É a crise com o setor agropecuário que acorda o interesse do Executivo?
De certa maneira, sim. Existe claramente uma relação entre o nível de agressividade da mídia contra o governo e a decisão de por fim aos pedidos de democratização dos movimentos sociais. Nesta crise, a mídia substitui totalmente a oposição política, que parecia incapaz de articular um discurso claro.
Com a convocação de Cristina, a equipe que elaborou política e juridicamente o anteprojeto da Lei de Serviços de Comunicação Audiovisual, que eu liderava com o gerente da agência oficial Telam, Sergio Fernández Novoa, partiu rumo às províncias no final de março. O objetivo era preparar o terreno do debate nacional a ser aberto em 15 foros regionais, para obter o máximo de legitimidade para o projeto. Cerca de 10 mil pessoas participaram dos debates. As organizações patronais e os partidos da oposição se retiraram das discussões, alegando que o lugar do debate não era a sociedade, mas o Congresso. A grande imprensa ignorou esse processo. Não foi atacado, mas foi silenciado. As consultas permitiram a reforma de 50 artículos do anteprojeto, devolvidos finalmente ao Executivo, que acabou de apresentá-lo no Congresso.
O texto do projeto foi questionado pelos grandes grupos midiáticos, com o Clarín à frente, e pela oposição política ao governo…
Sim, o nível de ataque de alguns membros da oposição chegou a ser caricatural. Por exemplo, a Argentina recebeu a visita de Franck William La Rue, relator especial da ONU (Organização das Nações Unidas) para a liberdade de expressão. Ele afirmou que o processo de consulta popular que estávamos organizando era um exemplo internacional e que nunca tinha visto uma coisa similar em outros países. Quando ele foi ao Congresso, foi denunciado por deputados da oposição de intervenção nos assuntos internos da Argentina. Ele lembrou que o direito da comunicação é um direito humano e internacional, que não tem fronteira, e sobre o qual a ONU tem jurisdição para denunciar abusos ou parabenizar por tal ou tal iniciativa.
Existe uma bancada da mídia no Congresso?
Claro, é notório o peso que tem a mídia no Congresso. Eles são os poderes permanentes. Os políticos vêm e vão, mas eles ficam. Em tempos eleitorais, a capacidade de pressão dos grandes grupos midiáticos é ainda mais importante.
Qual é a principal critica deles com relação ao projeto de lei?
A primeira é que o governo quer controlar os meios com a lei. É um disparate total porque hoje, com o comitê de intervenção do Comfer, o governo tem todo o poder que quiser, já que não tem diretório. Não há participação do Congresso e ainda menos da oposição. O projeto de lei propõe que o futuro diretório seja integrado por parlamentares, inclusive da oposição.
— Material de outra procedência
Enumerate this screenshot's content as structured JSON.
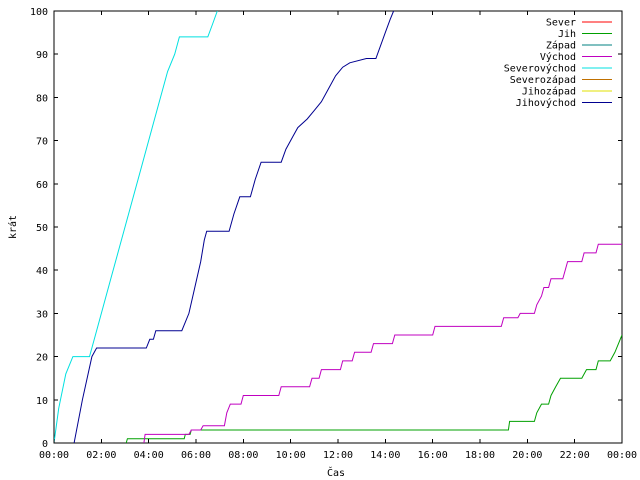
{
  "chart_data": {
    "type": "line",
    "title": "",
    "xlabel": "Čas",
    "ylabel": "krát",
    "xlim": [
      0,
      24
    ],
    "ylim": [
      0,
      100
    ],
    "x_ticks": [
      "00:00",
      "02:00",
      "04:00",
      "06:00",
      "08:00",
      "10:00",
      "12:00",
      "14:00",
      "16:00",
      "18:00",
      "20:00",
      "22:00",
      "00:00"
    ],
    "y_ticks": [
      "0",
      "10",
      "20",
      "30",
      "40",
      "50",
      "60",
      "70",
      "80",
      "90",
      "100"
    ],
    "grid": false,
    "legend_position": "top-right",
    "series": [
      {
        "name": "Sever",
        "color": "#ff0000",
        "points": []
      },
      {
        "name": "Jih",
        "color": "#00a000",
        "points": [
          [
            3.05,
            0
          ],
          [
            3.1,
            1
          ],
          [
            5.5,
            1
          ],
          [
            5.55,
            2
          ],
          [
            5.75,
            2
          ],
          [
            5.8,
            3
          ],
          [
            19.2,
            3
          ],
          [
            19.25,
            5
          ],
          [
            20.3,
            5
          ],
          [
            20.4,
            7
          ],
          [
            20.6,
            9
          ],
          [
            20.9,
            9
          ],
          [
            21.0,
            11
          ],
          [
            21.2,
            13
          ],
          [
            21.4,
            15
          ],
          [
            22.3,
            15
          ],
          [
            22.5,
            17
          ],
          [
            22.9,
            17
          ],
          [
            23.0,
            19
          ],
          [
            23.5,
            19
          ],
          [
            23.7,
            21
          ],
          [
            23.85,
            23
          ],
          [
            24.0,
            25
          ]
        ]
      },
      {
        "name": "Západ",
        "color": "#008080",
        "points": []
      },
      {
        "name": "Východ",
        "color": "#c000c0",
        "points": [
          [
            3.8,
            0
          ],
          [
            3.85,
            2
          ],
          [
            5.7,
            2
          ],
          [
            5.8,
            3
          ],
          [
            6.2,
            3
          ],
          [
            6.3,
            4
          ],
          [
            7.2,
            4
          ],
          [
            7.3,
            7
          ],
          [
            7.45,
            9
          ],
          [
            7.9,
            9
          ],
          [
            8.0,
            11
          ],
          [
            9.5,
            11
          ],
          [
            9.6,
            13
          ],
          [
            10.8,
            13
          ],
          [
            10.9,
            15
          ],
          [
            11.2,
            15
          ],
          [
            11.3,
            17
          ],
          [
            12.1,
            17
          ],
          [
            12.2,
            19
          ],
          [
            12.6,
            19
          ],
          [
            12.7,
            21
          ],
          [
            13.4,
            21
          ],
          [
            13.5,
            23
          ],
          [
            14.3,
            23
          ],
          [
            14.4,
            25
          ],
          [
            16.0,
            25
          ],
          [
            16.1,
            27
          ],
          [
            18.9,
            27
          ],
          [
            19.0,
            29
          ],
          [
            19.6,
            29
          ],
          [
            19.7,
            30
          ],
          [
            20.3,
            30
          ],
          [
            20.4,
            32
          ],
          [
            20.6,
            34
          ],
          [
            20.7,
            36
          ],
          [
            20.9,
            36
          ],
          [
            21.0,
            38
          ],
          [
            21.5,
            38
          ],
          [
            21.6,
            40
          ],
          [
            21.7,
            42
          ],
          [
            22.3,
            42
          ],
          [
            22.4,
            44
          ],
          [
            22.9,
            44
          ],
          [
            23.0,
            46
          ],
          [
            24.0,
            46
          ]
        ]
      },
      {
        "name": "Severovýchod",
        "color": "#00e0e0",
        "points": [
          [
            0.0,
            0
          ],
          [
            0.2,
            8
          ],
          [
            0.5,
            16
          ],
          [
            0.8,
            20
          ],
          [
            1.5,
            20
          ],
          [
            1.8,
            26
          ],
          [
            2.1,
            32
          ],
          [
            2.4,
            38
          ],
          [
            2.7,
            44
          ],
          [
            3.0,
            50
          ],
          [
            3.3,
            56
          ],
          [
            3.6,
            62
          ],
          [
            3.9,
            68
          ],
          [
            4.2,
            74
          ],
          [
            4.5,
            80
          ],
          [
            4.8,
            86
          ],
          [
            5.1,
            90
          ],
          [
            5.3,
            94
          ],
          [
            6.5,
            94
          ],
          [
            6.7,
            97
          ],
          [
            6.9,
            100
          ]
        ]
      },
      {
        "name": "Severozápad",
        "color": "#c07000",
        "points": []
      },
      {
        "name": "Jihozápad",
        "color": "#e0e000",
        "points": []
      },
      {
        "name": "Jihovýchod",
        "color": "#000090",
        "points": [
          [
            0.85,
            0
          ],
          [
            1.2,
            10
          ],
          [
            1.6,
            20
          ],
          [
            1.8,
            22
          ],
          [
            3.9,
            22
          ],
          [
            4.05,
            24
          ],
          [
            4.2,
            24
          ],
          [
            4.3,
            26
          ],
          [
            5.4,
            26
          ],
          [
            5.7,
            30
          ],
          [
            5.95,
            36
          ],
          [
            6.2,
            42
          ],
          [
            6.35,
            47
          ],
          [
            6.45,
            49
          ],
          [
            7.4,
            49
          ],
          [
            7.6,
            53
          ],
          [
            7.85,
            57
          ],
          [
            8.3,
            57
          ],
          [
            8.5,
            61
          ],
          [
            8.75,
            65
          ],
          [
            9.6,
            65
          ],
          [
            9.8,
            68
          ],
          [
            10.1,
            71
          ],
          [
            10.3,
            73
          ],
          [
            10.7,
            75
          ],
          [
            11.0,
            77
          ],
          [
            11.3,
            79
          ],
          [
            11.6,
            82
          ],
          [
            11.9,
            85
          ],
          [
            12.2,
            87
          ],
          [
            12.5,
            88
          ],
          [
            13.2,
            89
          ],
          [
            13.6,
            89
          ],
          [
            13.8,
            92
          ],
          [
            14.0,
            95
          ],
          [
            14.2,
            98
          ],
          [
            14.35,
            100
          ]
        ]
      }
    ]
  }
}
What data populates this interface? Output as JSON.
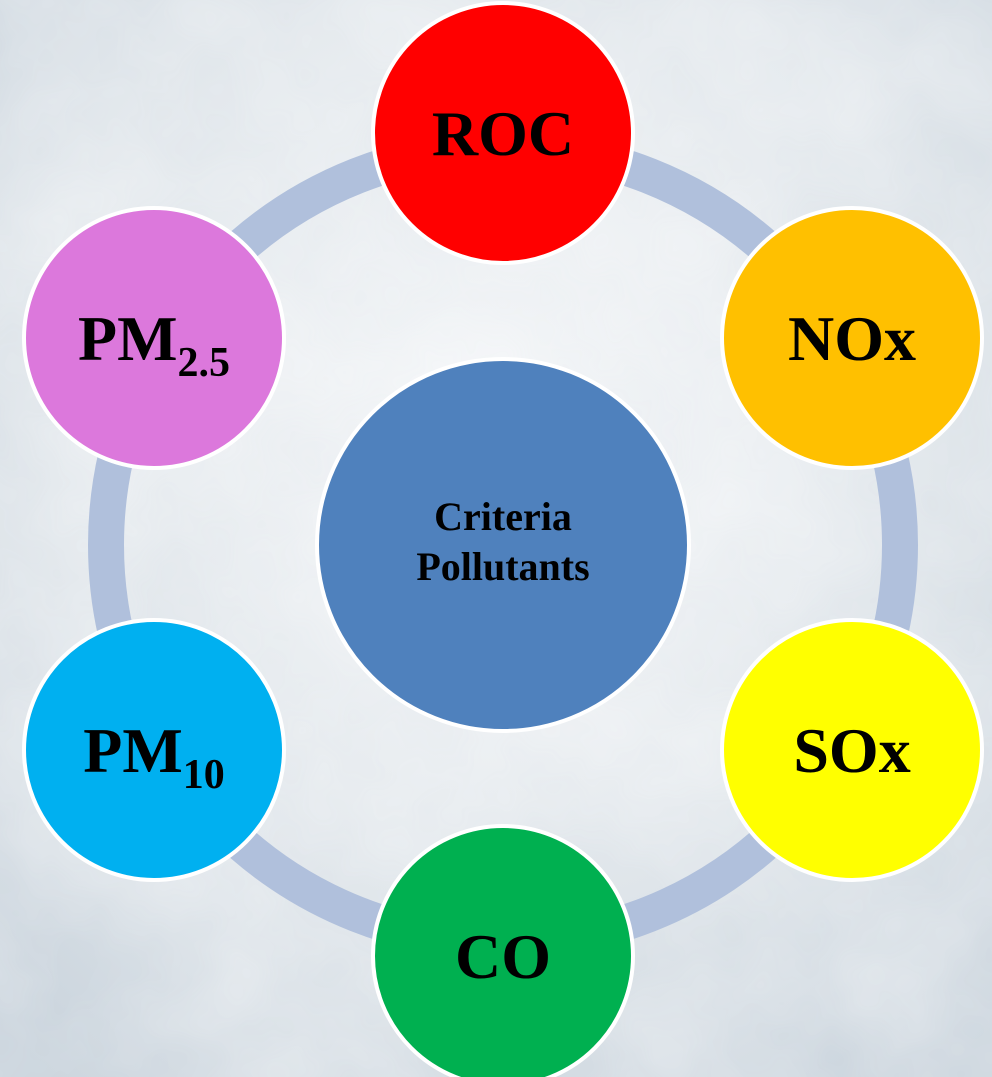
{
  "center": {
    "lines": [
      "Criteria",
      "Pollutants"
    ]
  },
  "nodes": [
    {
      "label": "ROC",
      "color": "#ff0000"
    },
    {
      "label": "NOx",
      "color": "#ffc000"
    },
    {
      "label": "SOx",
      "color": "#ffff00"
    },
    {
      "label": "CO",
      "color": "#00b050"
    },
    {
      "label": "PM",
      "sub": "10",
      "color": "#00b0f0"
    },
    {
      "label": "PM",
      "sub": "2.5",
      "color": "#dc78dc"
    }
  ]
}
Tem previsto também um Conselho Federal com participação de todos os atores sociais da comunicação, incluindo os governos provinciais, o Parlamento, câmaras empresariais, organizações não-governamentais e oposição. A outra grande crítica era em relação à permissão para que as empresas telefônicas ingressassem no sistema de meios audiovisuais por meio do serviço adicional de televisão por subscrição. Mas o governo decidiu retirar esta cláusula para aumentar as chances de aprovação da lei.
O projeto propõe também desfazer gradativamente a concentração da propriedade dos meios. Isso incomoda a grande mídia?
Claro que o ponto central da discórdia é o foco no fim do monopólio. O texto estabelece que uma empresa não pode ter mais de dez estações de rádio e televisão, 14 menos que o limite atual, e que também não pode ser titular de um canal de TV via satélite e de um a cabo em uma mesma localidade. A concentração vertical também deve ser limitada, já que o projeto de lei prevê cotas de produção local e independente. Com esses elementos, a oposição sustenta que a lei abrirá o caminho para maior presença estatal em canais de TV e rádios, com um objetivo de controle.
Por que o governo de Nestor Kirchner não fez nada antes para mudar a lei de radiodifusão?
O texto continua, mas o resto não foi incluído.